As velhas, mas sempre inquietantes dúvidas, ainda nos perseguem a todos, ateus, agnósticos, religiosos, operários, doutores… de onde viemos? Qual o desígnio da vida? Para onde vamos? Ou: a consciência e tudo o mais acabam quando corpo se deteriora? Parece que são questões que sempre assombraram a humanidade. Podemos especular que surgiram com o pensamento abstrato, quando hominídeos, nas cavernas, passaram a se ocupar de afazeres para além da busca de alimentos e da defesa contra predadores. Antropólogos creem que foi nesse período que inventaram as divindades, numa tentativa de justificar o que não entendiam: a chuva, as tempestades, os ventos, as estações… Aos deuses foram atribuídos os segredos do Universo, para trazer um pouco de serenidade à alma humana, dispensando-a de investigar tais mistérios diretamente. Com maior sofisticação da sociedade, surgiram as religiões e seitas, com rituais e sacrifícios para adorar ou para aplacar a fúria dos deuses, senhores do bem e do mal e de todos os segredos.

Até hoje a investigação da origem, do propósito e da finalidade da vida constitui um dos principais objetos de pesquisa da sociedade humana, através da ciência e da Filosofia. À cata de respostas são vasculhados desde os micromundos dos quintais às mais distantes estrelas do Cosmos. As religiões foram evoluindo e hoje são dezenas de milhares, todas importantes para fornecerem alívio para as dores causadas pelas dúvidas que ainda assolam aqueles que não conseguem por si próprios buscar as respostas por que anseiam. A condição para aderir a uma religião é ter fé, que pode ser definida como crença e adesão incondicional à doutrina que prega. Todas as religiões resolvem o sofrimento causado pelas dúvidas inatas da humanidade. Mesmo as doutrinas que dizem estudar os assuntos relacionados com Deus e a vida, trazem as suas verdades fundamentais estabelecidas. Não admitem discussão dos seus fundamentos.

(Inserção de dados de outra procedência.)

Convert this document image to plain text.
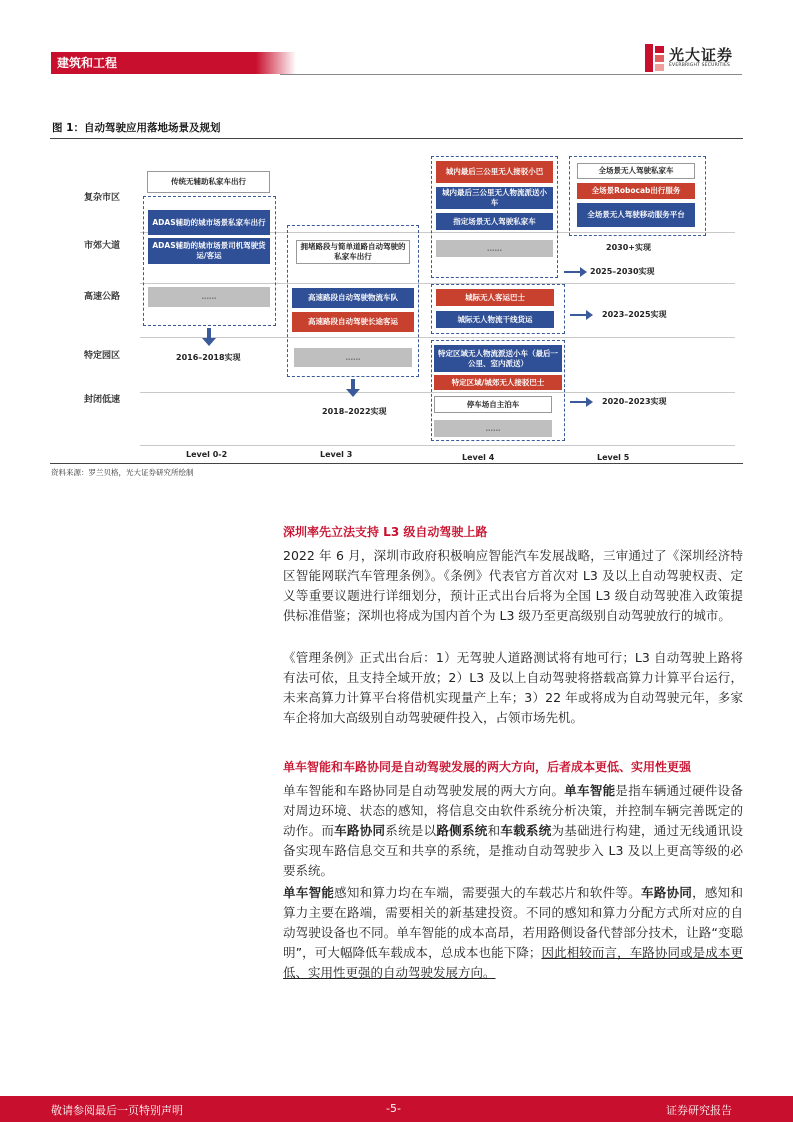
建筑和工程	光大证券
EVERBRIGHT SECURITIES
图 1：自动驾驶应用落地场景及规划
复杂市区
市郊大道
高速公路
特定园区
封闭低速
传统无辅助私家车出行
ADAS辅助的城市场景私家车出行
ADAS辅助的城市场景司机驾驶货运/客运
……
2016–2018实现
拥堵路段与简单道路自动驾驶的私家车出行
高速路段自动驾驶物流车队
高速路段自动驾驶长途客运
……
2018–2022实现
城内最后三公里无人接驳小巴
城内最后三公里无人物流派送小车
指定场景无人驾驶私家车
……
城际无人客运巴士
城际无人物流干线货运
特定区域无人物流派送小车（最后一公里、室内派送）
特定区域/城郊无人接驳巴士
停车场自主泊车
……
全场景无人驾驶私家车
全场景Robocab出行服务
全场景无人驾驶移动服务平台
2030+实现
2025–2030实现
2023–2025实现
2020–2023实现
Level 0-2	Level 3	Level 4	Level 5
资料来源：罗兰贝格，光大证券研究所绘制
深圳率先立法支持 L3 级自动驾驶上路
2022 年 6 月，深圳市政府积极响应智能汽车发展战略，三审通过了《深圳经济特区智能网联汽车管理条例》。《条例》代表官方首次对 L3 及以上自动驾驶权责、定义等重要议题进行详细划分，预计正式出台后将为全国 L3 级自动驾驶准入政策提供标准借鉴；深圳也将成为国内首个为 L3 级乃至更高级别自动驾驶放行的城市。
《管理条例》正式出台后：1）无驾驶人道路测试将有地可行；L3 自动驾驶上路将有法可依，且支持全域开放；2）L3 及以上自动驾驶将搭载高算力计算平台运行，未来高算力计算平台将借机实现量产上车；3）22 年或将成为自动驾驶元年，多家车企将加大高级别自动驾驶硬件投入，占领市场先机。
单车智能和车路协同是自动驾驶发展的两大方向，后者成本更低、实用性更强
单车智能和车路协同是自动驾驶发展的两大方向。单车智能是指车辆通过硬件设备对周边环境、状态的感知，将信息交由软件系统分析决策，并控制车辆完善既定的动作。而车路协同系统是以路侧系统和车载系统为基础进行构建，通过无线通讯设备实现车路信息交互和共享的系统，是推动自动驾驶步入 L3 及以上更高等级的必要系统。
单车智能感知和算力均在车端，需要强大的车载芯片和软件等。车路协同，感知和算力主要在路端，需要相关的新基建投资。不同的感知和算力分配方式所对应的自动驾驶设备也不同。单车智能的成本高昂，若用路侧设备代替部分技术，让路“变聪明”，可大幅降低车载成本，总成本也能下降；因此相较而言，车路协同或是成本更低、实用性更强的自动驾驶发展方向。
敬请参阅最后一页特别声明	-5-	证券研究报告
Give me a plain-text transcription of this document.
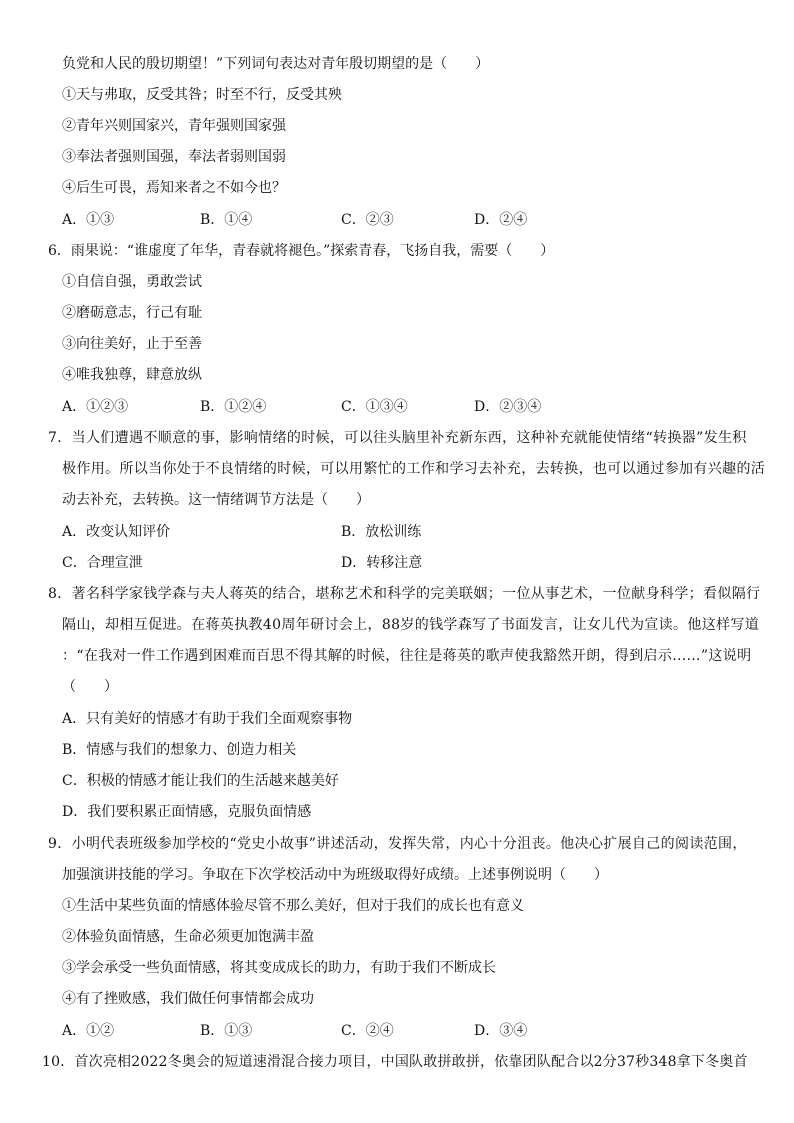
负党和人民的殷切期望！”下列词句表达对青年殷切期望的是（　　）
①天与弗取，反受其咎；时至不行，反受其殃
②青年兴则国家兴，青年强则国家强
③奉法者强则国强，奉法者弱则国弱
④后生可畏，焉知来者之不如今也？
A．①③	B．①④	C．②③	D．②④
6．雨果说：“谁虚度了年华，青春就将褪色。”探索青春，飞扬自我，需要（　　）
①自信自强，勇敢尝试
②磨砺意志，行己有耻
③向往美好，止于至善
④唯我独尊，肆意放纵
A．①②③	B．①②④	C．①③④	D．②③④
7．当人们遭遇不顺意的事，影响情绪的时候，可以往头脑里补充新东西，这种补充就能使情绪“转换器”发生积
极作用。所以当你处于不良情绪的时候，可以用繁忙的工作和学习去补充，去转换，也可以通过参加有兴趣的活
动去补充，去转换。这一情绪调节方法是（　　）
A．改变认知评价	B．放松训练
C．合理宣泄	D．转移注意
8．著名科学家钱学森与夫人蒋英的结合，堪称艺术和科学的完美联姻；一位从事艺术，一位献身科学；看似隔行
隔山，却相互促进。在蒋英执教40周年研讨会上，88岁的钱学森写了书面发言，让女儿代为宣读。他这样写道
：“在我对一件工作遇到困难而百思不得其解的时候，往往是蒋英的歌声使我豁然开朗，得到启示……”这说明
（　　）
A．只有美好的情感才有助于我们全面观察事物
B．情感与我们的想象力、创造力相关
C．积极的情感才能让我们的生活越来越美好
D．我们要积累正面情感，克服负面情感
9．小明代表班级参加学校的“党史小故事”讲述活动，发挥失常，内心十分沮丧。他决心扩展自己的阅读范围，
加强演讲技能的学习。争取在下次学校活动中为班级取得好成绩。上述事例说明（　　）
①生活中某些负面的情感体验尽管不那么美好，但对于我们的成长也有意义
②体验负面情感，生命必须更加饱满丰盈
③学会承受一些负面情感，将其变成成长的助力，有助于我们不断成长
④有了挫败感，我们做任何事情都会成功
A．①②	B．①③	C．②④	D．③④
10．首次亮相2022冬奥会的短道速滑混合接力项目，中国队敢拼敢拼，依靠团队配合以2分37秒348拿下冬奥首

Apesar de ser maioria os que creem na continuidade da vida além-túmulo, muitos não assumem religiões e poucos são os ateus assumidos. Nos tempos atuais há certa rebeldia aos cultos e às religiões entre os que se consideram bem- informados. Há também novas espécies de religiosidades desvinculadas das religiões organizadas: são aqueles que mantêm a crença na existência de uma instância superior que governa a vida na terra e em outras dimensões e que cultuam certo espiritualismo autônomo e independente. E há ainda quem prefira acreditar num deus apreendido pela razão, como o concebido por Espinosa, possivelmente por questão de vaidade ou de desconfiança nas religiões e nos espiritualistas autônomos. Espinosa, judeu excomungado pela Sinagoga sob a acusação de ateísmo, por negar a verdade das Escrituras e o Deus nela revelado, substituindo-o por um Deus-Natureza, assim o define: “Deus é imanente, causa de si, que existe em si e por si, que se produz no ato pelo qual cria a Natureza…” Logo, Deus para o filosofo é também matéria e não espírito puro, como afiançado pela Teologia e pela Filosofia. Nega a fé e só aceita o poder natural da razão, como esclarece Marilena Chauí, escritora e filósofa brasileira especialista na obra de Espinosa.

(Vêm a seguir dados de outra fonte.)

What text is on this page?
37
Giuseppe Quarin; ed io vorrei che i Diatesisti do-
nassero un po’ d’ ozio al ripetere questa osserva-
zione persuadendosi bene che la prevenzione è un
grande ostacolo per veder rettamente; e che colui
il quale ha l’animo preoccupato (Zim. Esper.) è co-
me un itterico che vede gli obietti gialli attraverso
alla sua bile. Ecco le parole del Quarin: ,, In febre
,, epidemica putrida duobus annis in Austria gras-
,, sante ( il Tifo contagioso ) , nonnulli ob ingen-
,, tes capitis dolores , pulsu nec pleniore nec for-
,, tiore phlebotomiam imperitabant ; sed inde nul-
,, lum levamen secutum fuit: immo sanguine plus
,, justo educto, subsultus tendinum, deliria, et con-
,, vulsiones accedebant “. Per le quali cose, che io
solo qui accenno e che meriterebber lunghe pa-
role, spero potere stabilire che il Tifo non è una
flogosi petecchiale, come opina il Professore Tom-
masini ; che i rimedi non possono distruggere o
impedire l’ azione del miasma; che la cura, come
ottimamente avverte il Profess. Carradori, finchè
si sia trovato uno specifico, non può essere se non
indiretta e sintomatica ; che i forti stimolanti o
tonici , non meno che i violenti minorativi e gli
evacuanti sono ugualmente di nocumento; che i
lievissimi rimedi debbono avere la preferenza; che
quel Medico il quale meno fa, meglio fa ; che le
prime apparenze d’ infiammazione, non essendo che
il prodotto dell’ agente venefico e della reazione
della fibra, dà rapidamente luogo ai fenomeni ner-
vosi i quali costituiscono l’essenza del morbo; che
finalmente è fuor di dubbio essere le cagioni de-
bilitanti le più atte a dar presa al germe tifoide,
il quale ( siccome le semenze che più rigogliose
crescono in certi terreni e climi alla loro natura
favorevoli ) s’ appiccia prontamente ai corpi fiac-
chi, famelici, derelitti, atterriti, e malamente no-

Certamente as pessoas de fé também já tiveram suas dúvidas e as resolveram por esse caminho: a adesão a uma religião. Merecem absoluto respeito, porque fé é questão de foro íntimo e está imune a considerações exteriores. Mas, desconfia-se que os religiosos são também os mais assombrados, não com o fogo do inferno – a punição para quem não tem fé segundo as duas maiores religiões do mundo – mas, com medo de que a vida definitivamente acabe com a deposição do corpo ao túmulo, reduzida ao reles pó da terra.

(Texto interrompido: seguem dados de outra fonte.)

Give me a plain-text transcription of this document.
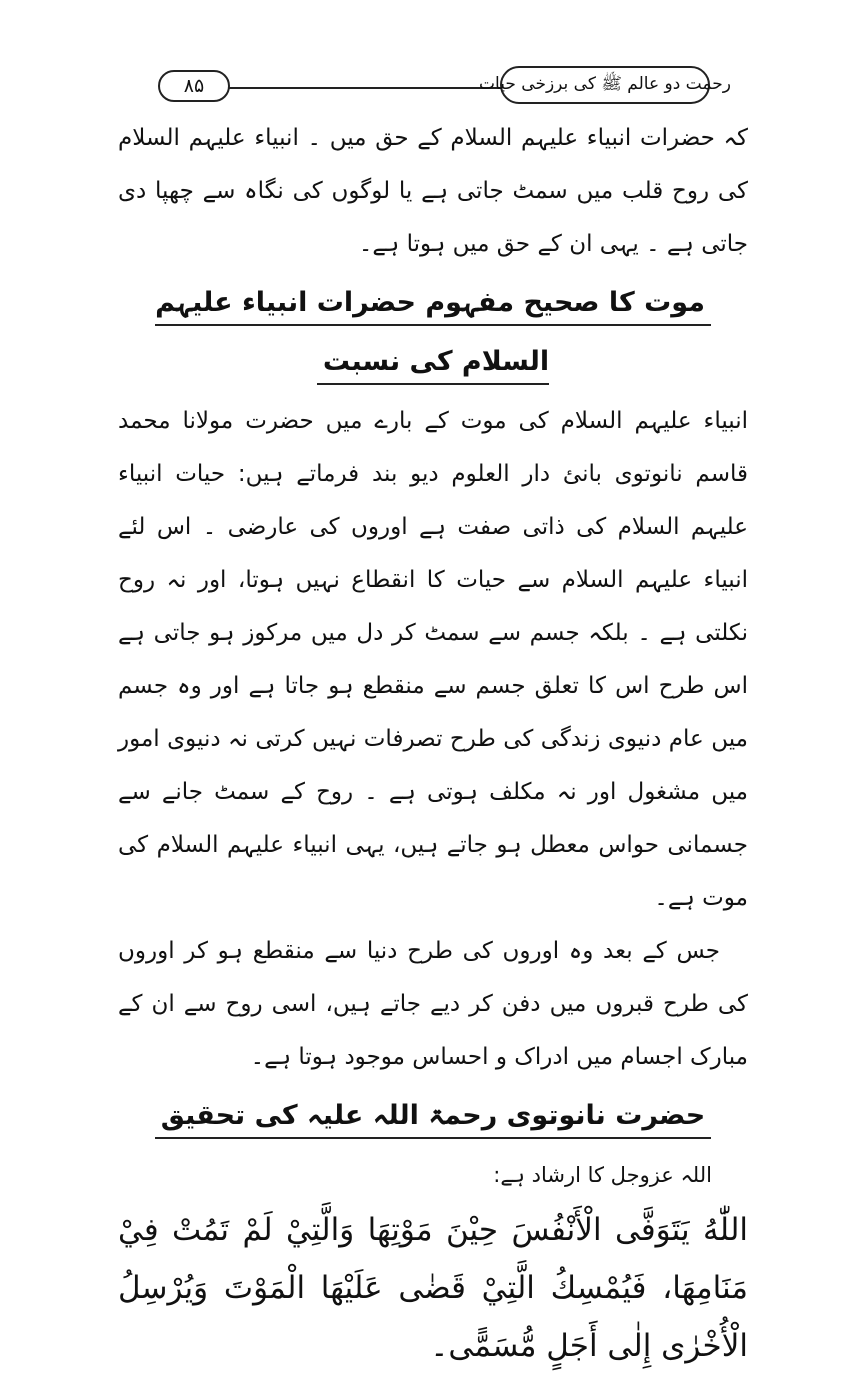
۸۵	رحمت دو عالم ﷺ کی برزخی حیات

کہ حضرات انبیاء علیہم السلام کے حق میں ۔ انبیاء علیہم السلام کی روح قلب میں سمٹ جاتی ہے یا لوگوں کی نگاہ سے چھپا دی جاتی ہے ۔ یہی ان کے حق میں ہوتا ہے۔

موت کا صحیح مفہوم حضرات انبیاء علیہم السلام کی نسبت

انبیاء علیہم السلام کی موت کے بارے میں حضرت مولانا محمد قاسم نانوتوی بانئ دار العلوم دیو بند فرماتے ہیں: حیات انبیاء علیہم السلام کی ذاتی صفت ہے اوروں کی عارضی ۔ اس لئے انبیاء علیہم السلام سے حیات کا انقطاع نہیں ہوتا، اور نہ روح نکلتی ہے ۔ بلکہ جسم سے سمٹ کر دل میں مرکوز ہو جاتی ہے اس طرح اس کا تعلق جسم سے منقطع ہو جاتا ہے اور وہ جسم میں عام دنیوی زندگی کی طرح تصرفات نہیں کرتی نہ دنیوی امور میں مشغول اور نہ مکلف ہوتی ہے ۔ روح کے سمٹ جانے سے جسمانی حواس معطل ہو جاتے ہیں، یہی انبیاء علیہم السلام کی موت ہے۔

جس کے بعد وہ اوروں کی طرح دنیا سے منقطع ہو کر اوروں کی طرح قبروں میں دفن کر دیے جاتے ہیں، اسی روح سے ان کے مبارک اجسام میں ادراک و احساس موجود ہوتا ہے۔

حضرت نانوتوی رحمۃ اللہ علیہ کی تحقیق

اللہ عزوجل کا ارشاد ہے:

اللّٰهُ يَتَوَفَّى الْأَنْفُسَ حِيْنَ مَوْتِهَا وَالَّتِيْ لَمْ تَمُتْ فِيْ مَنَامِهَا، فَيُمْسِكُ الَّتِيْ قَضٰى عَلَيْهَا الْمَوْتَ وَيُرْسِلُ الْأُخْرٰى إِلٰى أَجَلٍ مُّسَمًّى۔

Mas, a despeito de todas as discussões filosóficas, teológicas e críticas às religiões e suas verdades definitivas, muitas vezes singelas, é mais ou menos assente que a maioria de nós – incluídos, os ateus e agnósticos – nutre alguma esperança de que após o ciclo biológico ainda reste, mesmo que de forma tênue, algum resquício de vida que possa sair voando por aí…

Dr. José Borges

Advogado (Formado em Direito pela Faculdade de Direito de Franca); especialista em Direito Civil e Direito Processual Civil e em Direito Ambiental. Foi Procurador do Estado de São Paulo de 1989 a 2016 e Secretário de Negócios Jurídicos do Município de Franca. É membro da Academia Francana de Letras.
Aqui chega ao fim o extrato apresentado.